Nas águas também são encontrados itens não originários dali. Francisco Araújo, que conduz o barco que faz o passeio pelo rio desde 1991, afirma que existe uma ação que pode ser realizada por quem desejar. “Disponibilizamos gratuitamente um caiaque para quem desejar passear pelo rio. O que pedimos é que a pessoa traga para nós todo o lixo que encontrar. Ninguém é obrigado a trazer nada, mas se trouxer, a natureza agradece”.

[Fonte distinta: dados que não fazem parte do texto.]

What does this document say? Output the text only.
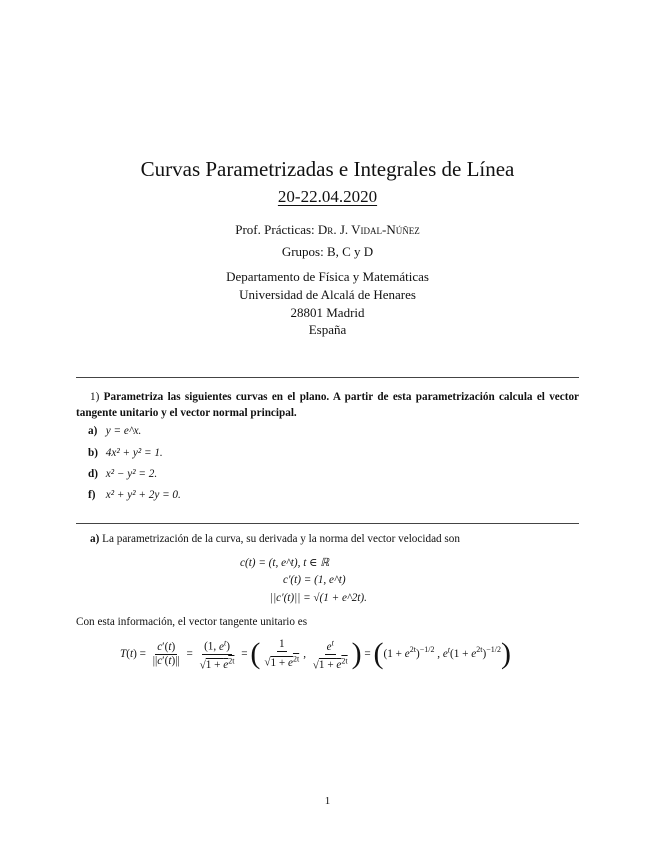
Curvas Parametrizadas e Integrales de Línea
20-22.04.2020
Prof. Prácticas: Dr. J. Vidal-Núñez
Grupos: B, C y D
Departamento de Física y Matemáticas
Universidad de Alcalá de Henares
28801 Madrid
España
1) Parametriza las siguientes curvas en el plano. A partir de esta parametrización calcula el vector tangente unitario y el vector normal principal.
a) y = e^x.
b) 4x² + y² = 1.
d) x² − y² = 2.
f) x² + y² + 2y = 0.
a) La parametrización de la curva, su derivada y la norma del vector velocidad son
c(t) = (t, e^t), t ∈ ℝ
c′(t) = (1, e^t)
||c′(t)|| = √(1 + e^2t).
Con esta información, el vector tangente unitario es
$T(t) = \frac{c'(t)}{||c'(t)||} = \frac{(1, e^t)}{√1 + e^{2t}}$ = ( $\frac{1}{√1 + e^{2t}}$ , $\frac{e^t}{√1 + e^{2t}}$ ) = ($(1 + e^{2t})^{-1/2}$ , $e^t(1 + e^{2t})^{-1/2}$)
1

O Parque do Cocó reúne todas as gerações e tribos                                                                                                                                                                                         Foto: Ana Cláudia Lemos

O Cocó pede socorro e reforço em educação ambiental                                                       Foto: Ana Cláudia Lemos

A ausência de educação ambiental é um fator que precisa ser melhorado, de acordo com Maria Luiza, Presidente da ANIMAS – Associação de Moradores e Amigos da Sabiaguaba. Ela afirma que os nativos que residem na área do Parque do Cocó são frequentemente alertados e, em algumas ocasiões, até notificados, como a abertura de fossas sépticas em local inadequado e o manejo incorreto da fauna e da flora, mas ela conta que eles o fazem  por não conhecerem o procedimento correto. “Se a população tivesse de forma mais constante e prática, cursos de educação ambiental, sobre como fazer para conviver corretamente com o rio e com o mangue, certamente faria tudo da forma certa e não teríamos o impacto que se vê”.  Ela lembra com saudade do seu tempo de menina, quando tinha no Cocó tudo o que precisava para viver com dignidade e alegria. Recorda das espécies de animais e plantas que já não se encontram mais e de como o rio era farto em peixes.
Há quem cuide do Cocó como quem cuida de um cômodo querido de sua casa.  Francisco Pereira, o Seu Chico, realiza trabalho voluntário lá há 25 anos. “Sou responsável por zelar o campo durante todos esses anos. Conheço cada palmo seu. Quando, no começo do ano, chove, o terreno vira rio; quando chega maio, vira campo”. Seu Chico tem um time de futebol que compete com outras equipes, principalmente em jogos aos sábados. “Esse campo tem ajudado muitas pessoas a saírem das ruas - onde só existe maldade -, proporcionando momentos de lazer para quem gosta de futebol. E é nele que pessoas se encontram, se divertem e criam boas amizades. Sou a prova viva disso. Aqui é o meu lugar”, conclui seu Chico.

Valoração econômica 

O Parque também dá apoio econômico à população                                                                                                                                                                                            Foto: Ana Cláudia Lemos

Lourenço Santos é vendedor ambulante no Parque há dois anos e tem ali o seu ganha- pão. “Trabalho aqui e é onde eu ganho minha renda, mas o apreço que sinto pelo parque vai além do que ele me proporciona financeiramente. É o ambiente mais próximo de uma natureza pura, que nós, fortalezenses, podemos usufruir. De toda forma tenho muito zelo por ele. Sua natureza, mesmo cercada por tantas paredes, é o que me encanta”.
Atribuir valor a um ativo ambiental não é tarefa fácil. No Parque do Cocó não se paga para usufruir de tudo o que ele oferece aos visitantes. Sabe-se, no entanto, já haver estudos para definir a valoração do espaço, a partir de pesquisas que vêm sendo aplicadas junto aos frequentadores, no sentido de estimar qual o valor que eles admitem pagar para o acesso.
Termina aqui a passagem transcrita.